According to an IHS Markit report published in Comparitech.com, a website that provides insights and reviews of cyber security and privacy online, there are more than a billion CCTV cameras worldwide and more than half of those are in China. London, in the top 10 for most “surveilled” cities in the world outside China, has about 127,000 cameras for 9.5 million people, a rate of 13.35 cameras per 1,000 inhabitants. By comparison, Toronto has about three CCTV cameras per 1,000 people. Comparitech’s research “found little correlation between the number of public CCTV cameras and crime or safety.”

London’s CCTV proliferation has a long history. In 1960, London Metropolitan Police used CCTV as a temporary measure to monitor crowds celebrating the arrival of the Thai royal family. In 1961, CCTV served as a temporary means to police vandalism of a London Transport station. By the 1970s, it was being used to monitor traffic and by the 1980s it was used to prevent crime on council estates. CCTV played a vital role in the construction of the “Ring of Steel” following the 1993 IRA bombing in Bishopsgate. In the U.K., there are more than 5.2 million CCTV cameras in operation. The country is awash in them. So, using them to discourage motorists from parking in bike lanes makes little difference. If you are walking, driving or cycling in London, chances are you are being filmed. Why not use it to curb drivers parking in bike lanes?
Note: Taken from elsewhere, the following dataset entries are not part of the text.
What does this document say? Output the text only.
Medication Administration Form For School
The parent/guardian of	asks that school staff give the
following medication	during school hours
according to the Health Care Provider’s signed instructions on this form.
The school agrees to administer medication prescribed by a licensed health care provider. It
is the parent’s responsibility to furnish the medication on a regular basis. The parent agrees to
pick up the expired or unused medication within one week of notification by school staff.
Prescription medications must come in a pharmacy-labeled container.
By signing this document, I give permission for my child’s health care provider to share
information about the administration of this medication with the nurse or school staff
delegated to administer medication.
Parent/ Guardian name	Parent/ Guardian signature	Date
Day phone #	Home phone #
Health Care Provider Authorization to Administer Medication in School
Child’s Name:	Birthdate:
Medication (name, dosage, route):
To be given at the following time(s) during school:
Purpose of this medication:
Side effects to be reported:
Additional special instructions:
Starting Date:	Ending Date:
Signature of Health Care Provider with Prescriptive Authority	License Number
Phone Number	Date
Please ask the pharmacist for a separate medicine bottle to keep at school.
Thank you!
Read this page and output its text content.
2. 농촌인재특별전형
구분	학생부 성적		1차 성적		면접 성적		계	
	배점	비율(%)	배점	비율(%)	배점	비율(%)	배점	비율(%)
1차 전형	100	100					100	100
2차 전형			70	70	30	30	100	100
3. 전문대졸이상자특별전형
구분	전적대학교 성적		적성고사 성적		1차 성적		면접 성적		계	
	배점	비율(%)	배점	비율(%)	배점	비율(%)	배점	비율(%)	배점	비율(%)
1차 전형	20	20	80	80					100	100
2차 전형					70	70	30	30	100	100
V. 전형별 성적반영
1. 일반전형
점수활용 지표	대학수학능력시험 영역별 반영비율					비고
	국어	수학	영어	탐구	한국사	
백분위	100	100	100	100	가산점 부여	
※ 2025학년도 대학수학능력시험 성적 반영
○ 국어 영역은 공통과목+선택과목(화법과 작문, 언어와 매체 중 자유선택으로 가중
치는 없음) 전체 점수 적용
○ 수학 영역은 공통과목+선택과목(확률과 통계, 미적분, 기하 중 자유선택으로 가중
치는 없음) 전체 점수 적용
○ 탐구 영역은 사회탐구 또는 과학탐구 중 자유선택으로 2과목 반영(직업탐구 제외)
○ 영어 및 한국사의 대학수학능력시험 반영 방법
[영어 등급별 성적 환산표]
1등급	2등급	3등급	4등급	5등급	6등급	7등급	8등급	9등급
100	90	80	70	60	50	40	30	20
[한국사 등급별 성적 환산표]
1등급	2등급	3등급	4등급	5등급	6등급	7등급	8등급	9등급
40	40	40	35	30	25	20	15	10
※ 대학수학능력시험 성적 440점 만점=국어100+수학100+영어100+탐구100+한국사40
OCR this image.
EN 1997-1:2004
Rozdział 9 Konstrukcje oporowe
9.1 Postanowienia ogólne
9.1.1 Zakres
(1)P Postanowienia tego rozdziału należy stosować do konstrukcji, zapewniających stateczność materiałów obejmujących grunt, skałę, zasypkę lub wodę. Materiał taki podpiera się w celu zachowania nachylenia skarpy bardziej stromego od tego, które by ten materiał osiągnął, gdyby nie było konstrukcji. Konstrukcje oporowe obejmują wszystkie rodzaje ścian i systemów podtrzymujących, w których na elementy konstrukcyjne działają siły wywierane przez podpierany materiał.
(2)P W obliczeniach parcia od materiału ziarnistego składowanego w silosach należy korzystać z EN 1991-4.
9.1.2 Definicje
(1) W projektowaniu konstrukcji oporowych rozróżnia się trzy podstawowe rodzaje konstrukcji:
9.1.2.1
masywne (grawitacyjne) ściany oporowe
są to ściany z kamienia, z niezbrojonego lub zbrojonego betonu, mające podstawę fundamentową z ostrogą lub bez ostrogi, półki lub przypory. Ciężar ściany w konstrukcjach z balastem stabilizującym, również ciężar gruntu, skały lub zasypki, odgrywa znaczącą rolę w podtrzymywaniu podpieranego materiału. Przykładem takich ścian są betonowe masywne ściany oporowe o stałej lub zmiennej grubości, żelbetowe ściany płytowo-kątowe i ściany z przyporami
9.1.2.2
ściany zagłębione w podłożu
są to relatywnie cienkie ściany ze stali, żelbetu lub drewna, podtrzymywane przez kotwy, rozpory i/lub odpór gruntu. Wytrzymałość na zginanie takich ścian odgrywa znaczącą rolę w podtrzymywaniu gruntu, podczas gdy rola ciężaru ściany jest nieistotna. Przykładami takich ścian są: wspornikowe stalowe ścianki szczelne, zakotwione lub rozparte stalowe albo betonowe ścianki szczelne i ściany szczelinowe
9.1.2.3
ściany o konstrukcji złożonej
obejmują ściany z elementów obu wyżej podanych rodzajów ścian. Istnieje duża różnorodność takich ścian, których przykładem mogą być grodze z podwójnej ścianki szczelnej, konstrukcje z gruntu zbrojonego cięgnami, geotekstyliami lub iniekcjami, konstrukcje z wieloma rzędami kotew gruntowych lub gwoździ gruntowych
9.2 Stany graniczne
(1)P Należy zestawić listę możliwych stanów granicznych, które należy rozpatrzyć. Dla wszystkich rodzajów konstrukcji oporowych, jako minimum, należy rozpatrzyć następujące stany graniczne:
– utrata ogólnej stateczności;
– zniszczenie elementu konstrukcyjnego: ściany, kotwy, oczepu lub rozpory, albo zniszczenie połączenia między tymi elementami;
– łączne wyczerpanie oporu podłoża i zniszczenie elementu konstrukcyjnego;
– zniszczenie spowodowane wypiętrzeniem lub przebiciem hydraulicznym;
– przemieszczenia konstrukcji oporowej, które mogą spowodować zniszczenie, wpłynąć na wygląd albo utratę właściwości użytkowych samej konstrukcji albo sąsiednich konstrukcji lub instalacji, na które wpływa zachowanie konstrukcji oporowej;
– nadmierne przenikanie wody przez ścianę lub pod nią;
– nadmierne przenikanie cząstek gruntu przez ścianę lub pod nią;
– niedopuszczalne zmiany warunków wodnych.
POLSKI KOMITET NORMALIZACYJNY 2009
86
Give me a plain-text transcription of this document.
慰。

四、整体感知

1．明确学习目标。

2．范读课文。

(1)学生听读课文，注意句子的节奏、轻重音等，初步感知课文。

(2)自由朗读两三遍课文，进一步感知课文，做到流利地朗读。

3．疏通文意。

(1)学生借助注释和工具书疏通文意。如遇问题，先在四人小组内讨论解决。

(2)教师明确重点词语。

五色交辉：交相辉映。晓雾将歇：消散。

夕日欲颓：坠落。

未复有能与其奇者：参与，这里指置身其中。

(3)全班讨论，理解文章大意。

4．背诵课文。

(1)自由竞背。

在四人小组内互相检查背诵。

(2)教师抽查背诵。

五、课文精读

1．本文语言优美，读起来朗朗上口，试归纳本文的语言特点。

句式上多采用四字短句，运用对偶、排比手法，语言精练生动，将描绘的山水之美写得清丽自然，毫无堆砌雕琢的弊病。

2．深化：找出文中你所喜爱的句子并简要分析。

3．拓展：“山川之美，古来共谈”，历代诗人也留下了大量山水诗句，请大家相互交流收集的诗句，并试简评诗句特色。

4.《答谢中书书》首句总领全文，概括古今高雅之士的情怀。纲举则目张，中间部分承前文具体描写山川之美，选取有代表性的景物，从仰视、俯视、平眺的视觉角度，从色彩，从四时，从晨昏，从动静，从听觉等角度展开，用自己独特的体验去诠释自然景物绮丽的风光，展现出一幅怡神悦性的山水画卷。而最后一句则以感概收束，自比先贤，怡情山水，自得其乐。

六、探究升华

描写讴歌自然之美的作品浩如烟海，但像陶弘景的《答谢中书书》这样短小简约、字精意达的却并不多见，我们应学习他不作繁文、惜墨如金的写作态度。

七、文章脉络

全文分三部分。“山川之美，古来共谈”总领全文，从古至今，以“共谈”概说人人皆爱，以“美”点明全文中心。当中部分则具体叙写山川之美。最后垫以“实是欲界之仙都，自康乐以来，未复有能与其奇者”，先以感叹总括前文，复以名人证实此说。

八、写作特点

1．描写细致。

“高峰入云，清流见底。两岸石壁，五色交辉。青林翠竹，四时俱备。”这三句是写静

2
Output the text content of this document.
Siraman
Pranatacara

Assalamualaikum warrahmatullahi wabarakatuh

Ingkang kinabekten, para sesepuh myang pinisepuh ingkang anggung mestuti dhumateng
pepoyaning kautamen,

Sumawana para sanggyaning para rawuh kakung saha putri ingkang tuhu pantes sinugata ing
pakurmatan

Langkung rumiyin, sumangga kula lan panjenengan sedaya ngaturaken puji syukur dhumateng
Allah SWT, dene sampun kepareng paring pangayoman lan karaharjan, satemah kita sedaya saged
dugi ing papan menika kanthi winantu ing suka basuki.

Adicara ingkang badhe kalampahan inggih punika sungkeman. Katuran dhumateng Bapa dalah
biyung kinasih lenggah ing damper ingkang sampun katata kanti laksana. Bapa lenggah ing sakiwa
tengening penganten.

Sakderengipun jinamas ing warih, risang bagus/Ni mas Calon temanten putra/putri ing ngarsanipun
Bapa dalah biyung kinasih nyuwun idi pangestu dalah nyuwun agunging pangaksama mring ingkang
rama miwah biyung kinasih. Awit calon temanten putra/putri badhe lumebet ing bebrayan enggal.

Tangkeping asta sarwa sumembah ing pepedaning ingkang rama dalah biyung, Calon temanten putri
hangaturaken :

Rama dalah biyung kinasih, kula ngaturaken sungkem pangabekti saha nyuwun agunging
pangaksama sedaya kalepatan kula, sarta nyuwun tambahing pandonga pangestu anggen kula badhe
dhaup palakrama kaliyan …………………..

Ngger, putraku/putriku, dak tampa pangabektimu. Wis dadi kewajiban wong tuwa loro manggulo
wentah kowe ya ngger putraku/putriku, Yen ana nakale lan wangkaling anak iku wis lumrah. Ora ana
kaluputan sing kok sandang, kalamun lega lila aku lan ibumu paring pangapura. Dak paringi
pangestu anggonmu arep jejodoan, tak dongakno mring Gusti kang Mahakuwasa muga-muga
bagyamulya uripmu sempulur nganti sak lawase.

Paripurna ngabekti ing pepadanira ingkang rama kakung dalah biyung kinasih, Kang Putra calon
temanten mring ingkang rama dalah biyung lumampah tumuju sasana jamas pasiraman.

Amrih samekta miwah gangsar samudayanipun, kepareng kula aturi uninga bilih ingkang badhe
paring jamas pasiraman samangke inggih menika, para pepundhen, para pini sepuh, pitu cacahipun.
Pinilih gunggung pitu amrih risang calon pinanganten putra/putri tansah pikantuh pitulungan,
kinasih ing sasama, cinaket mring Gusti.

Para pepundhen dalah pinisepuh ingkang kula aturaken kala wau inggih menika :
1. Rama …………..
CCTV surveillance is less prevalent in Canada. It’s also less accepted. In July 2021, the Ontario provincial government announced it was budgeting an additional $2-million to expanding CCTV systems. This move was met with trepidation by the Canadian Civil Liberties Association (CLLA). In April 2022, Vancouver city council killed a motion to install cameras to prevent violent crime by a vote of eight to one. The sacrifice of privacy was not deemed worth any potential safety benefits.

“There’s a ton of data out there from countries like the U.K. where they’ve been using this method for decades, that shows that any deterrence effective is very short lived and very minimal,” said Brenda McPhail, director of the CCLA’s privacy, technology and surveillance program.

That’s a big issue when considering the use of CCTV to police bike lanes. We do not know how effective it will be, but we can be certain that privacy will be lost. Do we want to live in a community defined by constant and pervasive street-level surveillance? CCTV cameras don’t turn off when crimes or infractions aren’t being committed. They don’t turn on the minute a minivan blocks a bike lane, they film everything all the time, including lawful citizens living their lives.

That a city as large and complex as London is willing to use CCTV to stop automobiles driving and blocking bike lanes, demonstrates how damaging these infractions can be. “While most motorists do follow the rules, enforcement is a good deterrent for those who put other road users at unnecessary risk,” said Hackney Mayor Philip Glanville, London councils’ climate change, transport and environment lead. “By making roads safer across the capital and having the powers to enforce on critical cycling and walking routes, we can increase opportunities for active travel.”

Who knows, we may get a new motto: Safety First. Privacy Last.